A Bangkok court acquitted the netizen Surapak Phuchaisaeng two days ago of charges of insulting the king (lèse-majesté), for which he had been remanded in custody since September last year.
Reporters Without Borders is satisfied with the outcome of this case. “This case, involving a year in custody, underlines the failings of the Thai judicial system, particularly concerning allegations of lèse-majesté,” the press freedom organization said.
“Far too often, baseless charges of lèse-majesté are used as a means of silencing dissident voices. Such misuse of article 112 of the criminal code is also employed for personal reasons.

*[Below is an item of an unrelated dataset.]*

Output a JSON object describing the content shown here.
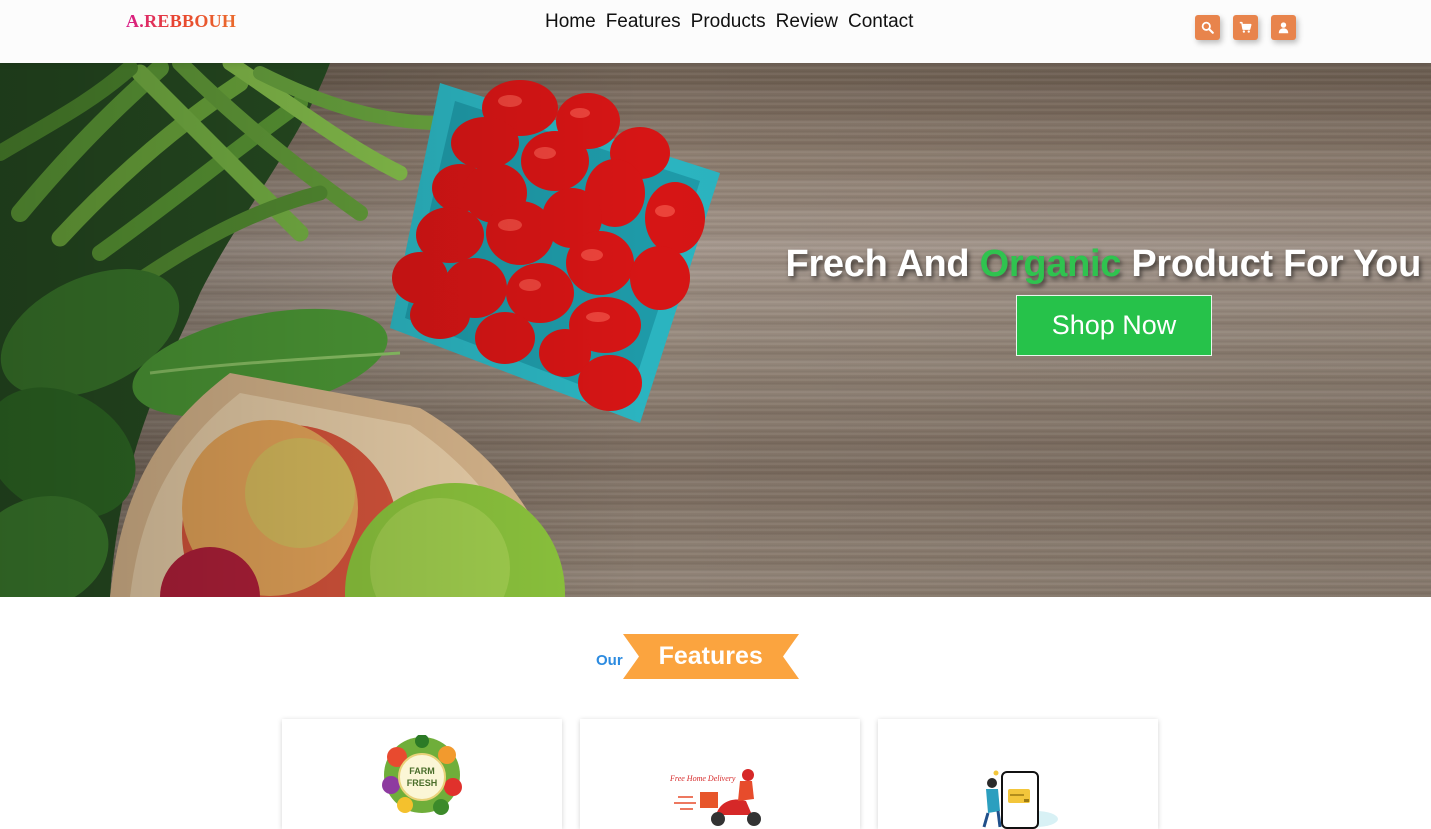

“The police, who often face allegations of corruption, habitually do not keep a suspect informed when they open an investigation.”
Phuchaisaeng was arrested on 2 November last year after allegedly posting photos, video and messages on Facebook. He was refused bail for the whole of the intervening year.
The court gave the accused the benefit of the doubt, ruling that the prosecution had failed to prove that the Facebook account where the content alleged to have insulted the king was posted belonged to him. The newspaper The Nation said the account in question could not have belonged to Phuchaisaeng since someone logged into it twice while he was in prison.
Doubts about the credibility of the charges arose after he was arrested. His computer was switched on several times while he was in custody and police forensic experts had not yet examined it.
In view of the weakness of the case, the public prosecutor should not appeal against the verdict. The netizen himself has not yet decided whether to bring a counter suit.
Thailand is ranked 137th of 179 countries in the 2011-2012 World Press Freedom Index compiled by Reporters Without Borders and is among countries under surveillance in the list of Internet enemies, updated by the organization in March last year.